SEMI-SUPERVISED LEARNING (a.k.a. clustering with side information, meta-clustering, transduction, ...) is a collection of methods where partial supervision in the form of labels or constraints is provided for some training cases, but is missing for most training cases. In these problems learning often consists of clustering the data using the side information to guide the algorithm towards clusterings that are consistent with the auxiliary information. Research in semi-supervised learning is important because many real datasets have only partial labels or side information, yet is somewhat handicapped by the difficulty of objectively evaluating cluster quality.

Because most ensemble, inductive transfer, and semi-supervised learning methods are too new to be included in textbooks, much of the course will focus on reading recent research papers once a general introduction to each area has been given. Grading will be based on class participation and a significant final project.

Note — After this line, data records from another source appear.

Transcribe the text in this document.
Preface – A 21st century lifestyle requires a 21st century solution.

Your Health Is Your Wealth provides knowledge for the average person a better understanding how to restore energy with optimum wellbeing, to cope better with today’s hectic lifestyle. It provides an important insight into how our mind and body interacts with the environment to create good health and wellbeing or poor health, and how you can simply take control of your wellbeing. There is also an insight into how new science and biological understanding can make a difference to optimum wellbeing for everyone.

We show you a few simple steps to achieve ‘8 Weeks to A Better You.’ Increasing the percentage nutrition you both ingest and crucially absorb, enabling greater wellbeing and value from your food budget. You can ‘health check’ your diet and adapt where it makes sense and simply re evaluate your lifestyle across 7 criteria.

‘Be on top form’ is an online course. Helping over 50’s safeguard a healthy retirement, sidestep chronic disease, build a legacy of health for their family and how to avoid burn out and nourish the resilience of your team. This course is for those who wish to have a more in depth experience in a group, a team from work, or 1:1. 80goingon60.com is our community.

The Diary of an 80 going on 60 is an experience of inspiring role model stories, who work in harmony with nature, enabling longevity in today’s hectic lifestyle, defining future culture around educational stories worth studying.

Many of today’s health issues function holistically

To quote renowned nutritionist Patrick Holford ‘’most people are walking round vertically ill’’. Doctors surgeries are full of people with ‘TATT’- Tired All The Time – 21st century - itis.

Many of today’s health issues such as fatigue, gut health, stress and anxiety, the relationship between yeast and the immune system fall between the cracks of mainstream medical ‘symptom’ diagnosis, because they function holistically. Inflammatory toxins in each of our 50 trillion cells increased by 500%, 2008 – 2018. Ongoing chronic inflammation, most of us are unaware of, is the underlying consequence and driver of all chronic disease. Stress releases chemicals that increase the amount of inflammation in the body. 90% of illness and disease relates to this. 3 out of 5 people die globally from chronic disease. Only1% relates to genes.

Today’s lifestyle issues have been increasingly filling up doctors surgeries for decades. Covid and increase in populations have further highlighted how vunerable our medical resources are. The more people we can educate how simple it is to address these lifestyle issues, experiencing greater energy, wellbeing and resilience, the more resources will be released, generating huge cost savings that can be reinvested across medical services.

Possible final projects include applying one of the methods in a novel way to a novel problem, comparing competing methods on a set of test problems, implementing/testing a potential improvement to a method, or developing/testing a new method. Successful projects may yield publishable research.

Prerequisites: grade of B+ or higher in 478 or 578, or equivalent with permission of the instructor.

If you want to take the course please email me, or just show up for the first class next Monday at 1:25 in Upson 109



Jan 23: Administrivia and Introduction
Jan 25: Ensemble Selection
Jan 27: no class
Jan 30: Ensemble Selection
Feb 01: Ensemble Selection
Feb 03: Bias/Variance Decomposition
Feb 06: Bias/Variance, Bagging
Feb 08: Bagging and Boosting
Feb 10: Boosting
Feb 13: Multitask Learning
Feb 15: Multitask Learning
Feb 17: Multitask Learning
Feb 20: Bauer & Kohavi: Empirical Comparison of Ensemble Methods (Karan Singh & Nick Hamatake)
Feb 22: Random Forests (Robert Young & 
Feb 24: Meta Clustering and Semi-Supervised Learning
Feb 27: Ludmila, Kunchev & Whitaker: Measures of Diversity (TJ & Justin Wick)
Mar 01: Domingos: Bayesian Averaging (Daria Sorokina & Yunpeng)
Mar 03: Valentini & Dietterich: Bias-Variance Analysis of Support Vector Machines for the Development of SVM-Based Ensemble Methods (David Michael & Tim)
Mar 06: Stacking with MDTs (Yunsong Guo & Nam Nguyen)
Mar 08: O'Sullivan, Langford, Caruana: Feature Boosting (Caruana) & Ensemble Selection Code and Models
Mar 10: Collins & Schapire: Logistic Regression, AdaBoost and Bregman Distances (James Lenfestey & Yisong Yue)
Mar 13: J Wu, JM Rehg, MD Mullin: Rare Event Detection Cascade by Direct Feature Selection (Soo Yeon Lee & Michael Schmidt)
Mar 15: Ensemble Selection Totorial
Mar 17: TG Dietterich, G Bakiri: Solving Multiclass Learning Problems via Error-Correcting Output Codes (Art Munson & Alex Niculescu)
Mar 18-26: Spring Break
Mar 27: TG Dietterich: Ensemble Methods in Machine Learning  - Multiple Classifier Systems, 2000 (Muthiah Chettiar)
Mar 29: Ando & Zhang: "A Framework for Learning Predictive Structures from Multiple Tasks and Unlabeled Data"
http://www-cs-students.stanford.edu/~tzhang/papers/jmlr05_semisup.pdf  (TJ & Justin Wick)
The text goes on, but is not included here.